Mutations in HNF4A were initially identified as a cause of diabetes (MODY type 1), but can also cause hyperinsulinism early in life [7]. The disorder is inherited in an autosomal dominant fashion. Notably, the additional finding of RFS is only associated with the specific mutation Arg63Trp (previously annotated as Arg76Trp) [8]. The cause for the renal involvement with this specific mutation is unclear, but the abnormal mitochondria on biopsy in our patient suggest an important role for HNF4A in maintaining mitochondrial integrity in the kidney. Not surprisingly, given the high energy demand of the proximal tubule, mitochondrial dysfunction is one of the best recognised causes of RFS [3]. Indeed, investigations in drosophila suggest an important role for HNF4 in the regulation of mitochondrial genes [9].

The recurrent hypoglycemia in our patient was noted, but erroneously attributed to the glycosuria by the investigating metabolic doctors at the time.
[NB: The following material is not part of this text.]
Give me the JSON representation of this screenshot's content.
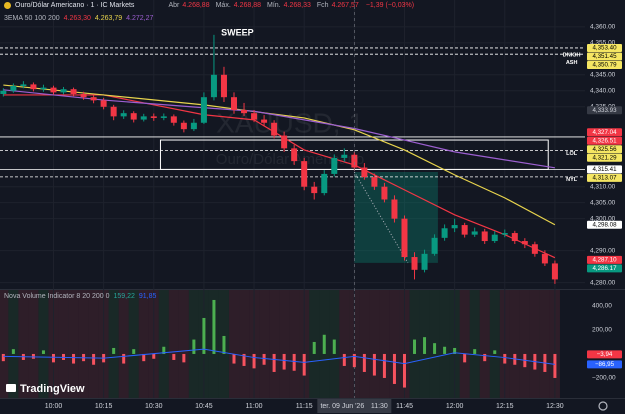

It is important to note that loss of sugar in the urine, even with severe forms of familial renal gycosuria, where glucose loss can exceed 150 g per day, is not associated with hypoglycemia, presumably due to the tight regulation of blood glucose levels [10].

An interesting additional finding in our patient was the absence of renal DMSA accumulation. This is consistent with a previous report in RFS and likely reflects defective proximal tubular uptake of the tracer [11]. It is debated whether renal extraction of DMSA occurs via initial filtration and subsequent apical uptake or through basolateral uptake. The finding of absent renal extraction of DMSA, yet presence in the bladder clearly argues for apical uptake since impaired basolateral transport would prevent DMSA from appearing in the urine. Impaired luminal uptake is also consistent with experiments in megalin/cubilin deficient mice, which showed dependence of renal extraction on intact receptor-mediated endocytosis in the proximal tubule [12].